2. Welche Voraussetzungen müssten gegeben sein, um die Erklärungsweisen des neuen Institutionalismus und der Systemtheorie für zutreffend zu halten?

Betrachtet man den geschilderten Fall aus der Perspektive des Neuen Institutionalismus oder der Systemtheorie, müssen informelle Legitimationsstrukturen innerhalb der Organisation betrachtet werden. Dadurch, dass Führungskräfte von dem Mutterkonzern, der Deutschen Telekom AG von dem Bestechungsprotokoll Kenntnis hatten, liegt es nahe, dass Korruptionshandlungen im Interesse des Unternehmens als legitimes Mittel gelten.
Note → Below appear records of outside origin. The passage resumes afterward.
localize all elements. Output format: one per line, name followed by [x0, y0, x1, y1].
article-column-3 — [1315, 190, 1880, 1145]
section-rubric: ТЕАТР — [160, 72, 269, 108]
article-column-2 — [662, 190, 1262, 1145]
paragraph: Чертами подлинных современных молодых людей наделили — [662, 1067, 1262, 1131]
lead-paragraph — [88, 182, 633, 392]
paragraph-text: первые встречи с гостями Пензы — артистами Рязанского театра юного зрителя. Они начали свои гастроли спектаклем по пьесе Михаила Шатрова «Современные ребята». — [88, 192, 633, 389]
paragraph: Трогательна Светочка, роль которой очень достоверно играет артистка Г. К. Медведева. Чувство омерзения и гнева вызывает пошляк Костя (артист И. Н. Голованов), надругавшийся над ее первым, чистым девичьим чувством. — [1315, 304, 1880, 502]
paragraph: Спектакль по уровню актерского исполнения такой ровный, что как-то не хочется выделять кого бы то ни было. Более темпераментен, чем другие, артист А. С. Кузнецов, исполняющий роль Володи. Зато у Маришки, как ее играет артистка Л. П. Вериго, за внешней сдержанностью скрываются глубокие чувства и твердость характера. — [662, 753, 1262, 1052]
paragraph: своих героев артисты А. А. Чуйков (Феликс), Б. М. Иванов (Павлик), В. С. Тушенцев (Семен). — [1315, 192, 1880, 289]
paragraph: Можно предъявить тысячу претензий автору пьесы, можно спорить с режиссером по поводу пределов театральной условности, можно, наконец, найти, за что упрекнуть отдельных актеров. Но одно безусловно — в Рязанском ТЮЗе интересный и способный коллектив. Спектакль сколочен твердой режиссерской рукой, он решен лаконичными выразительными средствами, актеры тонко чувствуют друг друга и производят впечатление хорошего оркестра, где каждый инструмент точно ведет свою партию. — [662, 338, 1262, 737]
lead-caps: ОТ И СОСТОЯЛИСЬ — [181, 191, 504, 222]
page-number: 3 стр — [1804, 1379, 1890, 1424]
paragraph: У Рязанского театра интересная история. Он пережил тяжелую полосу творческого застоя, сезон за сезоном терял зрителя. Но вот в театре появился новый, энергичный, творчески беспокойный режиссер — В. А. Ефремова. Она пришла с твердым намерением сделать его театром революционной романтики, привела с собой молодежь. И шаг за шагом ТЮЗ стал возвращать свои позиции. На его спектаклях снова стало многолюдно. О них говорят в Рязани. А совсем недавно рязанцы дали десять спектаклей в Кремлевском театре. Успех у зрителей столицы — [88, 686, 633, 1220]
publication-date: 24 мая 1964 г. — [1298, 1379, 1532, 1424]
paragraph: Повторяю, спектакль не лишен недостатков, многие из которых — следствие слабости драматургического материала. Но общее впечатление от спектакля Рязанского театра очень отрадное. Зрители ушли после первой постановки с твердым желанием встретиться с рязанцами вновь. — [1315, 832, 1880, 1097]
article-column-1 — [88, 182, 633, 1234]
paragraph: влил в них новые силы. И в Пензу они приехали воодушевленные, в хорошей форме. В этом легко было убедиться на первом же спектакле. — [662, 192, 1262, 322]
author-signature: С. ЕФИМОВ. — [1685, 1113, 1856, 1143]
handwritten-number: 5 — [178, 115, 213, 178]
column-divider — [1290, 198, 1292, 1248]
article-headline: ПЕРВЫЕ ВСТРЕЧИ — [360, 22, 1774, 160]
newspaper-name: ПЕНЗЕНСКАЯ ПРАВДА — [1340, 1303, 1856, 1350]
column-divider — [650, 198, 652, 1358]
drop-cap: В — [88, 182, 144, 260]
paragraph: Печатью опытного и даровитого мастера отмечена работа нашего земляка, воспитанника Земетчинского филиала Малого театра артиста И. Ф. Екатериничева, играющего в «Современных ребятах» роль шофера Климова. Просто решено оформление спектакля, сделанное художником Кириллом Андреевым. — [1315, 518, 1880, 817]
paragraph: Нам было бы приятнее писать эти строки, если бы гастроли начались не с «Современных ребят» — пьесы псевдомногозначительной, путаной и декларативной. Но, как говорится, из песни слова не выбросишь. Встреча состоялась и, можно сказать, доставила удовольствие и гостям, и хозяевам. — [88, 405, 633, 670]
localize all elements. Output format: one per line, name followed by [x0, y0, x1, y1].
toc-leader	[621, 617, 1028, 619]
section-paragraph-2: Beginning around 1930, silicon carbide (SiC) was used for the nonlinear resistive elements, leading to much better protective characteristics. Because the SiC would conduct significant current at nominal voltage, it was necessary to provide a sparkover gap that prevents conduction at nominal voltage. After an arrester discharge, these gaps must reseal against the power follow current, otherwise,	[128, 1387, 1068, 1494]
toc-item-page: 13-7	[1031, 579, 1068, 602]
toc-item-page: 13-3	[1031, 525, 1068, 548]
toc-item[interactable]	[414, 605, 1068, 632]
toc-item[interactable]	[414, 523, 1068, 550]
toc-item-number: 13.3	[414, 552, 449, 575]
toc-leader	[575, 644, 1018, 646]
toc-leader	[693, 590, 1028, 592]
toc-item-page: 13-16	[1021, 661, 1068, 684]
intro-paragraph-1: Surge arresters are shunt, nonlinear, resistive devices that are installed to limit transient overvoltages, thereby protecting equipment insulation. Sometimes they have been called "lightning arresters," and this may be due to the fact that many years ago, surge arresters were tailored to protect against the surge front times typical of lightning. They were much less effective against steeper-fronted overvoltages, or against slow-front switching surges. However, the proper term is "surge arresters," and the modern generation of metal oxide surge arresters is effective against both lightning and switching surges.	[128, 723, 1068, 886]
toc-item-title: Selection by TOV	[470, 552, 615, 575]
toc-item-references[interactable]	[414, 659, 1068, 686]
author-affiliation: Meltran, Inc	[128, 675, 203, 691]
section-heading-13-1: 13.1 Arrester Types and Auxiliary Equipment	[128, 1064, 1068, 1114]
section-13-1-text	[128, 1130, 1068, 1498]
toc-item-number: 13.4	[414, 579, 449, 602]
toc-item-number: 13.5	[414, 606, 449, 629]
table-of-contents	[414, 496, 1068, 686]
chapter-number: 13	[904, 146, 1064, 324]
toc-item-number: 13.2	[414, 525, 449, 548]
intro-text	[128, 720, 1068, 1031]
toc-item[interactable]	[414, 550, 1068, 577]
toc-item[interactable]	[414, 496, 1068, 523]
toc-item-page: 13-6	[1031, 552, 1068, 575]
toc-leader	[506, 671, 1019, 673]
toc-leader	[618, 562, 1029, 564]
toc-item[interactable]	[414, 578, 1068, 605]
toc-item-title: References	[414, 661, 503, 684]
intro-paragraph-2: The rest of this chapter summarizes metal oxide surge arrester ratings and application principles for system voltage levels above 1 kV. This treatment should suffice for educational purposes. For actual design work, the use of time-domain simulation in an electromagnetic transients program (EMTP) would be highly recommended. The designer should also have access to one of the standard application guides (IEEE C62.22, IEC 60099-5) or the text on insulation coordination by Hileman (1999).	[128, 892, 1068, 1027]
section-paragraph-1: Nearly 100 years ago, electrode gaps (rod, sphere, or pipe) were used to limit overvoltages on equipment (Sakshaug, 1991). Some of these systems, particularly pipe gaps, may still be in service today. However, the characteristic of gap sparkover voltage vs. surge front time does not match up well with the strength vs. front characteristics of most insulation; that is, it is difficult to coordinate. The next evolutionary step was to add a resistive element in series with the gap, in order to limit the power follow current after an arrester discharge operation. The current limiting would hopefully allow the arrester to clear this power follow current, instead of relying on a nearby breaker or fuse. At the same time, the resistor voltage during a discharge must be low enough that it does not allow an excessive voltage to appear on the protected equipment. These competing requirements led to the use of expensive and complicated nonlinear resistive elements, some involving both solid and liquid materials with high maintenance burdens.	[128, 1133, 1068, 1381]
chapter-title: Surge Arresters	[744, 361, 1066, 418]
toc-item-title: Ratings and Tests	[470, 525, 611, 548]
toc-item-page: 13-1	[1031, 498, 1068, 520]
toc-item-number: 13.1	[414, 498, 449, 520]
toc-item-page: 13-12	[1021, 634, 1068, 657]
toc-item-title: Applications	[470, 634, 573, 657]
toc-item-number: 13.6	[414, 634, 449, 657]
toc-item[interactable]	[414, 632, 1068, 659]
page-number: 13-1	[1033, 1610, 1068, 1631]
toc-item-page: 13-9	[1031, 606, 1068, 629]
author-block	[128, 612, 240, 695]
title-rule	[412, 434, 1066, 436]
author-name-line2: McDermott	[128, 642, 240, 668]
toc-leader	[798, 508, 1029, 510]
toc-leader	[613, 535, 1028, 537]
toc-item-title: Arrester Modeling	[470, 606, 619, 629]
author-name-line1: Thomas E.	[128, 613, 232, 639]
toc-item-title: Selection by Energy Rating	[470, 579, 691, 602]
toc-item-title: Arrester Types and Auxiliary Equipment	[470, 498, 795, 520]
Des Weiteren müsste untersucht werden, ob es innerhalb der Organisation oder auch der betroffenen Abteilung mehrere Fälle aktiver Korruption gab, dies wäre ein Hinweis dafür, dass im Sinne brauchbarer Illegalität gehandelt wurde. Immer zu beachten ist dabei, dass das sich das Hellfeld korrupter Handlungen deutlich vom Dunkelfeld und der Anzahl der tatsächlich stattgefundenen Korruptionen unterscheiden kann. Aktive Korruption ohne persönliche Vorteilnahme tritt insbesondere dann auf, wenn Mitarbeiter dem Unternehmen gegenüber besonders loyal sind. Um die Interessen der Organisation zu verfolgen, gehen sie das Risiko persönlicher Strafverfolgung ein. Handelt es sich bei der Telecom Magyar tatsächlich um Korruptionsfälle brauchbarer Illegalität, sollte außerdem nachzuweisen sein, dass die Handlungen der Mitarbeiter zum Bestandserhalt des Unternehmens bzw. zum Erfolg des Unternehmens beitragen sollten.

Ein letzter Aspekt, der insbesondere im Hinblick auf die Neue Institutionentheorie mit zu bedenken wäre, ist die Frage, ob Korruption innerhalb der Landeskultur als legitimes Mittel gesehen wird und entsprechende gesellschaftliche Verbreitung findet.